The Klondike Gold Rush was a migration by prospectors to the Yukon Territory in north-western Canada. Gold was first discovered in Bonanza Creek by the local miners on August 16, 1896. When the news of the discovery reached Seattle and San Francisco roughly 100,000 men traveled up north in search of fortune.
Most of the prospectors traveled through the Dyea and Skagway Ports in South East Alaska and would then travel up the Chilkoot or White Pass Trail to the Yukon River and sail down to Klondike. The White Pass Trail was a treacherous path over mountains, which, at parts, was only two feet wide. These dangerous conditions lead to the deaths of many horses and the White Pass Trail became colloquially known as ‘Dead Horse Trail’. The Chilkoot Trail rose to a higher elevation than the White Pass, but was more commonly used. A businessman carved stairs into the ice and charged prospectors per day to use the ‘Golden Steps’.

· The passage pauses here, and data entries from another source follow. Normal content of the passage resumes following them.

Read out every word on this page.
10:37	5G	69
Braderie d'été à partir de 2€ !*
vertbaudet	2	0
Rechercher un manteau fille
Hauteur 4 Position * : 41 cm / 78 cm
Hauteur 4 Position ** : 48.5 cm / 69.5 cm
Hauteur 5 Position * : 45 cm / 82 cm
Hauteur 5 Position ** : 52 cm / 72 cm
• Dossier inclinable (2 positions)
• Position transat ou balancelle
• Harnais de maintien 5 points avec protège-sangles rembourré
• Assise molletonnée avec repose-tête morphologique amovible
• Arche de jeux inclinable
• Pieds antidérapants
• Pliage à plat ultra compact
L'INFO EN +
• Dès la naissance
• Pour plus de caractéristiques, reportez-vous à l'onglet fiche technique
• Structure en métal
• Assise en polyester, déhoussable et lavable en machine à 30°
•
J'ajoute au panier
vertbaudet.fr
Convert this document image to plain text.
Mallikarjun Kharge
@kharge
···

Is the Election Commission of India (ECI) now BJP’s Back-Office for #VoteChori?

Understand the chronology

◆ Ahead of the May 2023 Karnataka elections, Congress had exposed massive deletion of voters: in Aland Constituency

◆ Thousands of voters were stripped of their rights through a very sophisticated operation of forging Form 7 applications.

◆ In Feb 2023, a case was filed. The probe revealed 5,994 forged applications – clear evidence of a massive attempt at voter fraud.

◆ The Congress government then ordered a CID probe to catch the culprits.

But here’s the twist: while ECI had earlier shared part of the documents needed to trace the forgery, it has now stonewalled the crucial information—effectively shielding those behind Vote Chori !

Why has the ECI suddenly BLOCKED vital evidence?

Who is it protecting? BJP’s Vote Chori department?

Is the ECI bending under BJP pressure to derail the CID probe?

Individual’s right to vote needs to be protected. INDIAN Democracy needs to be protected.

Each prospector was ordered by the Canadian Authority to bring a year’s supply of food to prevent mass starvation. All the food, tools, camping equipment, and other essentials that the men would take often weighed as much as a ton. Horses, to help carry the burden, were often sold for $700 ($19,000 currently).

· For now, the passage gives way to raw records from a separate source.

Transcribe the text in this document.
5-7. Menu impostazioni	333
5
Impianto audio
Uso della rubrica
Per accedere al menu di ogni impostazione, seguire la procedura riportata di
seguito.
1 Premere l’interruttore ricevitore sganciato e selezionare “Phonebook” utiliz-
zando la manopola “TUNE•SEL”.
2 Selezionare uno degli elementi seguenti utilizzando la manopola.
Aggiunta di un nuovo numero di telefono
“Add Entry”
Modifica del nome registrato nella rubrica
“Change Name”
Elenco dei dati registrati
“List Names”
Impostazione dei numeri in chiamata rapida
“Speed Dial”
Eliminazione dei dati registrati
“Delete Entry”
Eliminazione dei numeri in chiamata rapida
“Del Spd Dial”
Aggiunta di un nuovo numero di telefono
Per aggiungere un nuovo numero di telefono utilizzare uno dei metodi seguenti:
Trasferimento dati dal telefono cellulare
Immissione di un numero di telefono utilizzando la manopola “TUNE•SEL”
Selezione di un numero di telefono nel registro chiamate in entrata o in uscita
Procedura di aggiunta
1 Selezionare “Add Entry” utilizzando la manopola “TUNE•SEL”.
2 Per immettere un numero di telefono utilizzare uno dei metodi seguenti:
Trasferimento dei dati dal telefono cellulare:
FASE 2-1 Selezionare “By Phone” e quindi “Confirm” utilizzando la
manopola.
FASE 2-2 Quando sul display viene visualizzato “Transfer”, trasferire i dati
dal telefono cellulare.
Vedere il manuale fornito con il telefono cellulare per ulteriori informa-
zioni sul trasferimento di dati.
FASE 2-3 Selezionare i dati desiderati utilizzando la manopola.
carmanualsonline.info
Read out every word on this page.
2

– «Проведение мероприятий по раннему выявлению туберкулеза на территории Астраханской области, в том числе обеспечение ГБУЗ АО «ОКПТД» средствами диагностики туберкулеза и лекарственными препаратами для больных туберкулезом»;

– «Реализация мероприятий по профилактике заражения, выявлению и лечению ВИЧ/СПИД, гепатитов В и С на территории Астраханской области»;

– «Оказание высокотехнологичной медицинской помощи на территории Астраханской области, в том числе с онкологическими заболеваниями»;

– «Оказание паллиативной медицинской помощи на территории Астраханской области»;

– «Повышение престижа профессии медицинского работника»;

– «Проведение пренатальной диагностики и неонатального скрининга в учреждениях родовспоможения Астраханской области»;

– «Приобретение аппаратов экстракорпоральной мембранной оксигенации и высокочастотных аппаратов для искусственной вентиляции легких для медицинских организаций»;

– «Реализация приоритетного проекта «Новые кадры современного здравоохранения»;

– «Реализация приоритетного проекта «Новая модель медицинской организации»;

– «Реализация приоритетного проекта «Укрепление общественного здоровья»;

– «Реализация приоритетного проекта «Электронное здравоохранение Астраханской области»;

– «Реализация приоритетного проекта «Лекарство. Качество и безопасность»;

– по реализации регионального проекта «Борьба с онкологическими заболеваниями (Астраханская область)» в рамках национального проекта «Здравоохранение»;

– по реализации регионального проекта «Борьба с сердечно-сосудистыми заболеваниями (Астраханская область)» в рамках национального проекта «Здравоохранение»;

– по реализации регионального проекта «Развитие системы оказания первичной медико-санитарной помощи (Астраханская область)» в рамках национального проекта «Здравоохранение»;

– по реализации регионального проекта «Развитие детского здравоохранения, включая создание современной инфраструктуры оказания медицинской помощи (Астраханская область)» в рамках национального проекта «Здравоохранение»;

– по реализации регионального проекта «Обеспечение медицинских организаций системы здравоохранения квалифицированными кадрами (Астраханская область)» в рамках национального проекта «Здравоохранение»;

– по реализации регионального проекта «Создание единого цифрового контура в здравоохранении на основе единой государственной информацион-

Dawson City was founded where the Klondike and Yukon Rivers met. In 1896 to 1898 the population exploded from 500 to 30,000 people. Of all these Dawson City inhabitants, only 4,000 struck gold and only a few hundred became rich. The extant hydraulic mining technology was too heavy to bring to the Klondike, so miners would make large fires to thaw the permafrost. The dirt could then be removed. Miners along the river beds would use rocker boxes to separate the dirt and rocks from gold flakes.
The gold was sold at a rate of $16 ($430) per ounce.
In 1899, gold was found in Nome, Alaska and in one week alone, 8,000 prospectors left Klondike. The Klondike Gold Rush had ended.